Miners at the Chuquicamata copper mine―property of the state-owned Codelco Corporation―walked off their jobs at 4 a.m. last Wednesday in response to a Codelco announcement of a list of takeaway demands. The ensuing 25-hour wildcat strike, which ended when Codelco management withdrew its proposal, was a signal, according to union leader Victor Gualleguillos, that the workers are ready to strike once their collective bargaining agreement expires on December 31.

 

Chilean labor law, much of it imposed by the Pinochet dictatorship before 1989, restricts so-called legal strikes to the period following the expiration of a contract. Even then, the miners are constrained by state mandated arbitration rules. Codelco negotiators are expected to make their final offer on December 24.

The Chuquicamata copper mine is Codelco’s largest. It is located near the border with Peru and employs 6,500 miners. During the strike the miners set up roadblocks barring access to the facility.

United States

Arkansas school district escalates attack on teachers following decertification

The Pulaski County Special School District Board covering areas of the county outside of Little Rock, Arkansas, escalated its war against the district’s 1,380 teachers December 11 by boosting pay for substitute teachers.
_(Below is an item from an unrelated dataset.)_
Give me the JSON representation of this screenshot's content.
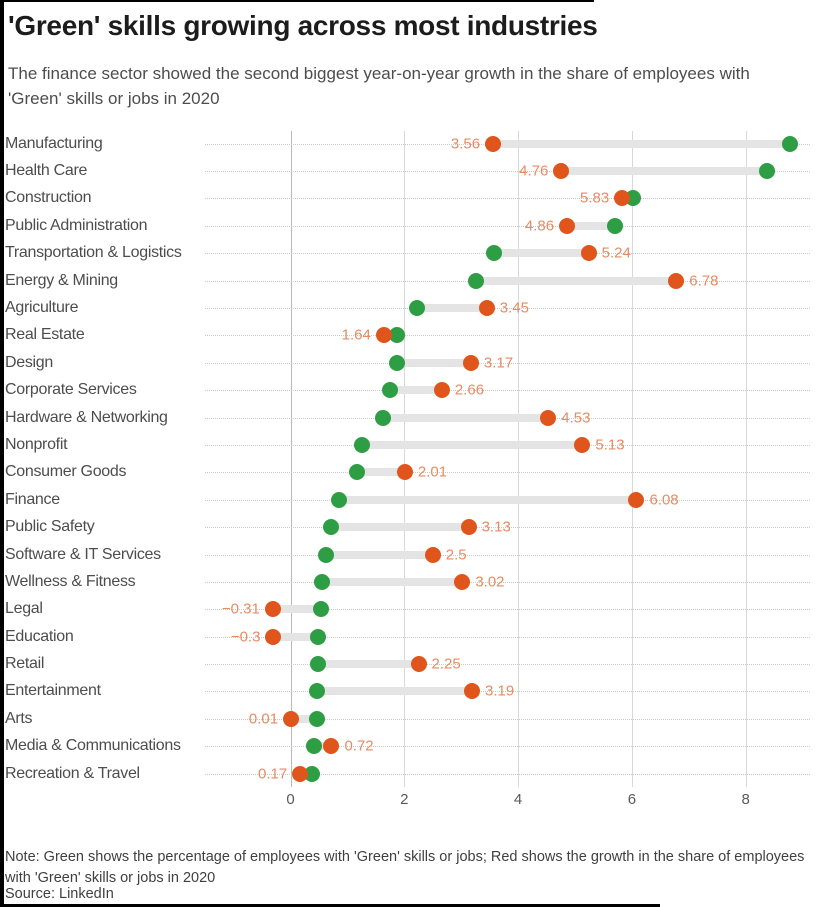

One day earlier, nearly 700 teachers launched a one-day walkout to protest the board’s 4-2 decision to decertify the union.

In response to the walkout, the board moved to raise pay for substitutes to $100. Previously regular substitutes received $55 per day, and certified substitutes collected $75. The board also is considering paying a $50 bonus to teachers who did not join the walkout.

The union’s current contract contains language that the union is certified providing a majority of the district’s teachers are union members. Currently, about 70 percent of the teachers maintain union cards. This is the third time the union has been decertified since 2004.

If the union decertification holds, the only Arkansas teachers covered by union contracts would be in the Fort Smith and Little Rock districts.

Canada

Toronto welfare offices occupied

Amid a media campaign condemning the practice by some doctors of supplementing the intolerably low welfare payments by prescribing a Special Diet Benefit to recipients of social assistance, 150 people occupied the municipal offices of Toronto’s Metro Hall last week for several hours.

The welfare recipients were joined by social activists from the Ontario Coalition Against Poverty (OCAP), who said that they were trying to bring pressure on the Ontario government to raise welfare rates that were slashed over a decade ago and never restored.

The occupation took place as the ranks of the poor and the use of food banks in the country’s largest city continue to grow in what is being called a jobless recovery.